GinesioFest si riconferma un baluardo per l’arte teatrale, in particolare quella attoriale. Leonardo Lidi eccelle nelle sue scelte artistiche, portando sul palcoscenico monologhi tanto noti quanti fondamentali per raccontare la solitudine umana come quella degli artisti, che spesso vivono sulla soglia della precarietà e dell’attesa, senza la tipica retorica perbenista degli intellettuali egoriferiti e arroccati sulle torri d’avorio della cultura. A San Ginesio il teatro si fa strumento per l’arte al servizio della comunità, in grado di abbracciare strutture, forme e persone nella reciprocità dello scambio attore-spettatore.

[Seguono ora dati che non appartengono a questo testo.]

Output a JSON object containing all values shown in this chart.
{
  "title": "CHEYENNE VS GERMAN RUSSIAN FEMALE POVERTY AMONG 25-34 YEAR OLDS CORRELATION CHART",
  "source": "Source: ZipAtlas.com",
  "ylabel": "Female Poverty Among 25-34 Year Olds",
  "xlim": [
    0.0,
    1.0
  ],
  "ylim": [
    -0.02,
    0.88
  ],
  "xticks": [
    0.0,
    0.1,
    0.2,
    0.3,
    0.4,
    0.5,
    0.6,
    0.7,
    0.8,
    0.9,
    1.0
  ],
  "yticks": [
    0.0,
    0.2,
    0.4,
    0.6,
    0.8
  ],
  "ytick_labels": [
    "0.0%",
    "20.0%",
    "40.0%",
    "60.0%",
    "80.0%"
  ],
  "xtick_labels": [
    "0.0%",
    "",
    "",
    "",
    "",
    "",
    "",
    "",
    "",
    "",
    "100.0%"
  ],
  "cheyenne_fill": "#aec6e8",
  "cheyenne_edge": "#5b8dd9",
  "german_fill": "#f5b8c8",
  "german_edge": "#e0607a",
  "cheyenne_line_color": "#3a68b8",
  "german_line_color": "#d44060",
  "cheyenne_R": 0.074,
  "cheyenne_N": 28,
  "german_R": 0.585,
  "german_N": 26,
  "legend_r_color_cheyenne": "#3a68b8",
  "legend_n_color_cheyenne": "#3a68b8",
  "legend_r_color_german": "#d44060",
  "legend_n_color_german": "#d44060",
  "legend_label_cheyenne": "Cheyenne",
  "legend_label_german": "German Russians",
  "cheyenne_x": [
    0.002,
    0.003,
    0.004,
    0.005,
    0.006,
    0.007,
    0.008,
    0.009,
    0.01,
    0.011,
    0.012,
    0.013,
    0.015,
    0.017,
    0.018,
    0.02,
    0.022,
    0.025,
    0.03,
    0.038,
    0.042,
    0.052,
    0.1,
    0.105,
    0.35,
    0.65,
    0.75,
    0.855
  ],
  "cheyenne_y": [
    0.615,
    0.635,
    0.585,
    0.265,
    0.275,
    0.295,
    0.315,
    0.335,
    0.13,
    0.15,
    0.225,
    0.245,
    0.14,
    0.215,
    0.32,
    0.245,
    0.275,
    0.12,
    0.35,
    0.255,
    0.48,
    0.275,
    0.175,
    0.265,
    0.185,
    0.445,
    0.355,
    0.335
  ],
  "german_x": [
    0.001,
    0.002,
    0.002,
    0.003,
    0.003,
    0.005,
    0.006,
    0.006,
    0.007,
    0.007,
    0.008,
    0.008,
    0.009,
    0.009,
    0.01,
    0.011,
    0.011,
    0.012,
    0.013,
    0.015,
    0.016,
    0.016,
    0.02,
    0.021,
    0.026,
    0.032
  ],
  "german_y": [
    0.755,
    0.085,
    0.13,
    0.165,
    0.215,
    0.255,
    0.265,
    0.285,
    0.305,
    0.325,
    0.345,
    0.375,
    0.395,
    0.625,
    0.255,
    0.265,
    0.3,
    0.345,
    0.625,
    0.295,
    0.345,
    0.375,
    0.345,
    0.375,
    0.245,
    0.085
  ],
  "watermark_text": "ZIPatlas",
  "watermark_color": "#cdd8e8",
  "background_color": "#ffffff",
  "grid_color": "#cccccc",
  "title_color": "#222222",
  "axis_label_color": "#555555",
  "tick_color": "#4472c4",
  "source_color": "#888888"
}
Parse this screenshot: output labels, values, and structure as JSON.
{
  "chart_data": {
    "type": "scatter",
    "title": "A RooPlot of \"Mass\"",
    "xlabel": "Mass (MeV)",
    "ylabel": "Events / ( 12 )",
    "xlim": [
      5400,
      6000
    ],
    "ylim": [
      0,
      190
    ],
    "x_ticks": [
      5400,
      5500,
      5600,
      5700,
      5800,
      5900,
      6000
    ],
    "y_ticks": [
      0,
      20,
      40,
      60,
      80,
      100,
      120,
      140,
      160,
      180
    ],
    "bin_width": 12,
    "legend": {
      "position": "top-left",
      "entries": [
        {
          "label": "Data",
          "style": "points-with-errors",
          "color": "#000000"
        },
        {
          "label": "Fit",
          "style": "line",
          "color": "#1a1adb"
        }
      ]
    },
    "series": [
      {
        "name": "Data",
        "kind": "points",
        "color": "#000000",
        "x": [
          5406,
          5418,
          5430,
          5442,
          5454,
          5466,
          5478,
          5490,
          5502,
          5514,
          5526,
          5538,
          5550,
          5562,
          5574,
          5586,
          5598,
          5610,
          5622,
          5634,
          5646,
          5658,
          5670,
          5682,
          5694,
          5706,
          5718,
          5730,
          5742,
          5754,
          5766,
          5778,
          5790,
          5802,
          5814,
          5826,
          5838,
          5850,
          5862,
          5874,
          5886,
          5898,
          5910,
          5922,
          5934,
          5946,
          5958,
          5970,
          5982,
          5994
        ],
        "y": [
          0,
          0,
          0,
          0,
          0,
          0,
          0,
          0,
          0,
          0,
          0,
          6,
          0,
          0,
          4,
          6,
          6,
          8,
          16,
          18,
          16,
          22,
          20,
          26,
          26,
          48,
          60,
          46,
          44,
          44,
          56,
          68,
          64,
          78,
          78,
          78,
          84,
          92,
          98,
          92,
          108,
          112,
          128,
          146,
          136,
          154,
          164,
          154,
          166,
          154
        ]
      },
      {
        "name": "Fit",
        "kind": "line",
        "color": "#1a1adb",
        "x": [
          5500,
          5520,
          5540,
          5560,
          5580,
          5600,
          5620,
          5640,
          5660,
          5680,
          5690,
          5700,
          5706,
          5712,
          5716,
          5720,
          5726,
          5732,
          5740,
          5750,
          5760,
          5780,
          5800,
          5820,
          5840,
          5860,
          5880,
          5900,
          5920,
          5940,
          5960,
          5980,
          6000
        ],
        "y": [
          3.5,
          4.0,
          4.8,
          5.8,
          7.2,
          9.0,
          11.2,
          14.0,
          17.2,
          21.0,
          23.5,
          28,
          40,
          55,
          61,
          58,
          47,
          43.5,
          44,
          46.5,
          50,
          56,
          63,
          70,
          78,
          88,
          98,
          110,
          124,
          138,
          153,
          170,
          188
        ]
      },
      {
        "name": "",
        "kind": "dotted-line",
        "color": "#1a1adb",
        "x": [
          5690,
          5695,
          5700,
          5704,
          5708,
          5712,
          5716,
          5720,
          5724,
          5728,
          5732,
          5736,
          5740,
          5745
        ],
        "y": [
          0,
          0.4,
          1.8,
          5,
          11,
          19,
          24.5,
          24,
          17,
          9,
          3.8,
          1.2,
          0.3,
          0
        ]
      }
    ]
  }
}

L’impressione è quella di essere stati parte di un progetto che ogni anno cresce a dismisura, incontrollabile e potente, in grado di smuovere spettatori, ragazzi, bambini e adulti verso un paesino ormai dato per spacciato, ma che, proprio grazie all’istituzione del festival, ha trovato la forza di rinascere.
SENZA MOTIVO APPARENTE
di e con Christian La Rosa
Tratto dal libro “Omicidio in danno del dottor A.” di Sergio Anelli
Collaborazione ai testi Camilla Bassetti
PICCOLI MIRACOLI
di e con Paolo Nani
drammaturgia Gitta Malling
scene e costumi Julie Forchhammer
light design Erik S. Christoffersen / Jens Roselund Petersen
costumi Lene Beck Nielsen
Assistente alla regia Clara Luna M. Nani
regia Frede Gulbrandsen
produzione AGIDI
ME VOJO SARVÀ – NESSUNO CI GUARDA
di Eleonora Danco
musiche scelte da Marco Tecce
costumi Marisa Di Mario
disegno luci e regia Eleonora Danco
produzione La Fabbrica dell’Attore – Teatro Vascello
SMARRIMENTO
uno spettacolo scritto e diretto da Lucia Calamaro
per e con Lucia Mascino
scene e luci Lucio Diana
costumi Stefania Cempini
produzione Marche Teatro
GinesioFest, San Ginesio (MC) | 18 – 25 agosto 2024
* PAC LAB è il progetto ideato da PAC Paneacquaculture, anche in collaborazione con docenti e università italiane, per permettere il completamento e la tutorship formativa di nuovi sguardi critici per la scena contemporanea e i linguaggi dell’arte dal vivo. Il gruppo di lavoro di Pac ne accoglie sul sito gli articoli, seguendone nel tempo la pratica della scrittura critica.